The people - certainly the people of the hinterlands - have spoken loud and clear. A majority for Prime Minister Vladimir Putin. He will now have his coveted third term as President of Russia. And the current president will return to the post he surrendered to his puppet-master. Russia is in very good economic shape, and this is critical to Mr. Putin's rousing re-election victory.
He has, for the most part, led the country ably, while concomitantly enriching himself and his supporters quite enviably. Russia's oil and gas abundance has raised its future prospects and along with them, has advantaged hugely a great many Russians. Not necessarily fulsomely those who voted for him, and there's the odd little conundrum for those who did benefit did not vote for him.
Dmitry Medvedev has reason for complacency, he is Vladimir Putin's man. There were some optics now and again when he spoke in terms contradictory - or they seemed to appear as such - of Vladimir Putin, but this was effective in portraying him as his own man, another strong character whom Russians could rely upon. Not that strong that he could compete with the ultimate strongman, however, and not in fact, a strongman at all, but a kept man.

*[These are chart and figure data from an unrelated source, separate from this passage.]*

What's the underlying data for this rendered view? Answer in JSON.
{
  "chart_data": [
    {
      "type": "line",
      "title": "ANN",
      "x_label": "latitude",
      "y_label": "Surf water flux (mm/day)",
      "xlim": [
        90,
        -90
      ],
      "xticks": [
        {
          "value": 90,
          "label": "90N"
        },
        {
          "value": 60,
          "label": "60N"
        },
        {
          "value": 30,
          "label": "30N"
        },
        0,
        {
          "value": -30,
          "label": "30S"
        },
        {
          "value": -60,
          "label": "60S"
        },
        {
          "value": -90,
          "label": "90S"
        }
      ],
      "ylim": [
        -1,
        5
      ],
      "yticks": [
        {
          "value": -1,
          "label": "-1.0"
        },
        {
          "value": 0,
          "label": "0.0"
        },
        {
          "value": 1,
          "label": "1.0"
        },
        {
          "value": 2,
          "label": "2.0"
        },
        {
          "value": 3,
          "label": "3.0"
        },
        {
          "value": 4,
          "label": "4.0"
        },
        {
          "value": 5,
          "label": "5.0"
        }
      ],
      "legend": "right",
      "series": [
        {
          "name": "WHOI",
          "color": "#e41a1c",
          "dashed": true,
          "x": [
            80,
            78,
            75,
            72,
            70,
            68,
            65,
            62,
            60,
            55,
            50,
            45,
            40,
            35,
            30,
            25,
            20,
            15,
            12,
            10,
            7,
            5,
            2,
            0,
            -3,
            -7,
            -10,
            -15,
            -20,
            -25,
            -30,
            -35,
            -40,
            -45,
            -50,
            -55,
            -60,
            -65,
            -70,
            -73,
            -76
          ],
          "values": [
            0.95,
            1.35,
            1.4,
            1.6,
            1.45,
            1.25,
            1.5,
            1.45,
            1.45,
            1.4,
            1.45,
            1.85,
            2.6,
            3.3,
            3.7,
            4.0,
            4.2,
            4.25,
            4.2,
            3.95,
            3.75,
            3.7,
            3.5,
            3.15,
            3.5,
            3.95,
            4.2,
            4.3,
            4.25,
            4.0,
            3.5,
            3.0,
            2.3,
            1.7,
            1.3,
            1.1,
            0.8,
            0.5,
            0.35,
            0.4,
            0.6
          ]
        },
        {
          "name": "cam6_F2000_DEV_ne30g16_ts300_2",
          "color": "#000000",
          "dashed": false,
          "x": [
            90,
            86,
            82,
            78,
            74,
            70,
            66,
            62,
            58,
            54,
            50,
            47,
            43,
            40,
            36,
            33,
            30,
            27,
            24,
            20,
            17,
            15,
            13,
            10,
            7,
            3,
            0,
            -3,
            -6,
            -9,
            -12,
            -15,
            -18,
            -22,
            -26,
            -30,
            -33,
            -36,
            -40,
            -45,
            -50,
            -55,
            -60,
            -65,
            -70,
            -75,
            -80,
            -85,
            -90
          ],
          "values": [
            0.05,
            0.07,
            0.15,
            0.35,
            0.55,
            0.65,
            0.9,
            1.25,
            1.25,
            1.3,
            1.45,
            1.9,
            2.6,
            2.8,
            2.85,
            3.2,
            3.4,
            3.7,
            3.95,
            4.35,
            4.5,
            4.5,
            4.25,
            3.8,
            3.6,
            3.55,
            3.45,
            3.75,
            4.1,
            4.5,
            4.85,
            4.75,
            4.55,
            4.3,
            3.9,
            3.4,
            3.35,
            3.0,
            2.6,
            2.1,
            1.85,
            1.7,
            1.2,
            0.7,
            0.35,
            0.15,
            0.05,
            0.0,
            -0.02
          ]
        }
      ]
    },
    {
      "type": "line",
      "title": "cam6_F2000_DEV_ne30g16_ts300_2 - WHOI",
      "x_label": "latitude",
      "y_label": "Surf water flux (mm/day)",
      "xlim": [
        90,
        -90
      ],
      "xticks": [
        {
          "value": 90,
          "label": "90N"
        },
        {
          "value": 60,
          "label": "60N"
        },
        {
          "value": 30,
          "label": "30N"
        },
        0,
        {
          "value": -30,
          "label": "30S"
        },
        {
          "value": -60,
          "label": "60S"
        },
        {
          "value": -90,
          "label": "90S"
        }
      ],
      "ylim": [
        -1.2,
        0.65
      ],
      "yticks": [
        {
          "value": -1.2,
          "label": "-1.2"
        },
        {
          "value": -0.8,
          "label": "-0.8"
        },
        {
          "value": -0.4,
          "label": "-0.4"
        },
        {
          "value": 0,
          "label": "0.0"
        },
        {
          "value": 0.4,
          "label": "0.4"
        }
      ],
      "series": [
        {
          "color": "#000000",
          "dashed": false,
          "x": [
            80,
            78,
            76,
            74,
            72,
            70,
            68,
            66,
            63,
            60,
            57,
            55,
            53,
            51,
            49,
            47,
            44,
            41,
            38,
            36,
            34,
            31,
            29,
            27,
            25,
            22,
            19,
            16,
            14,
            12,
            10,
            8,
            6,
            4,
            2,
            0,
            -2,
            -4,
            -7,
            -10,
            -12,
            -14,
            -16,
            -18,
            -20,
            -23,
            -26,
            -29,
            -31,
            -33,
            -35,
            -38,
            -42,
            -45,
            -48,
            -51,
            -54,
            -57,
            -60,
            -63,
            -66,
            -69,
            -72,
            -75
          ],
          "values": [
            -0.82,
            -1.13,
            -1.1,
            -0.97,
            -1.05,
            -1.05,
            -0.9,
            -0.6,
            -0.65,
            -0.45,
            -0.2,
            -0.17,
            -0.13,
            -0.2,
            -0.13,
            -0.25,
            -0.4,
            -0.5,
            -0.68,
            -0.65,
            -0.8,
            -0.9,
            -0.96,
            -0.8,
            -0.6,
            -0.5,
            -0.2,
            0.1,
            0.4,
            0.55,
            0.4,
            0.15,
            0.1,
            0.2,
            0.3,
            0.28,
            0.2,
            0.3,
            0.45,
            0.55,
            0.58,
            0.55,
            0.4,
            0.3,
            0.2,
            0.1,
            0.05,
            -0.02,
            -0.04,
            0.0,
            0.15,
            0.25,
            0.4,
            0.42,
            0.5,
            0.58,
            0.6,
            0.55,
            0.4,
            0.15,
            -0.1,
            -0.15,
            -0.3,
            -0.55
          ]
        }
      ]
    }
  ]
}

Those alleged thousands of instances of vote-rigging and electoral malpractise that Vladimir Putin's opponents claim rendered the contest illegitimate will do nothing whatever to alter the outcome. There was a convincing enough lead in the polls, and a more than respectable advantage to the man who brought Russia into prosperity and order, in his majority vote.
When the Putin dissenters manage to organize themselves fully into a competitive party that will have resonance with those Russians living outside Moscow and St.Petersburg, they may themselves gain the opportunity to finally unseat Mr. Putin, in the next election, six years hence, forestalling him from extending his presidential throne to yet another term.
They have a lot of work ahead of them if they're sufficiently committed, and if there are enough of them left after some have left in disgust, to emigrate elsewhere where other opportunities beckon, outside Russia.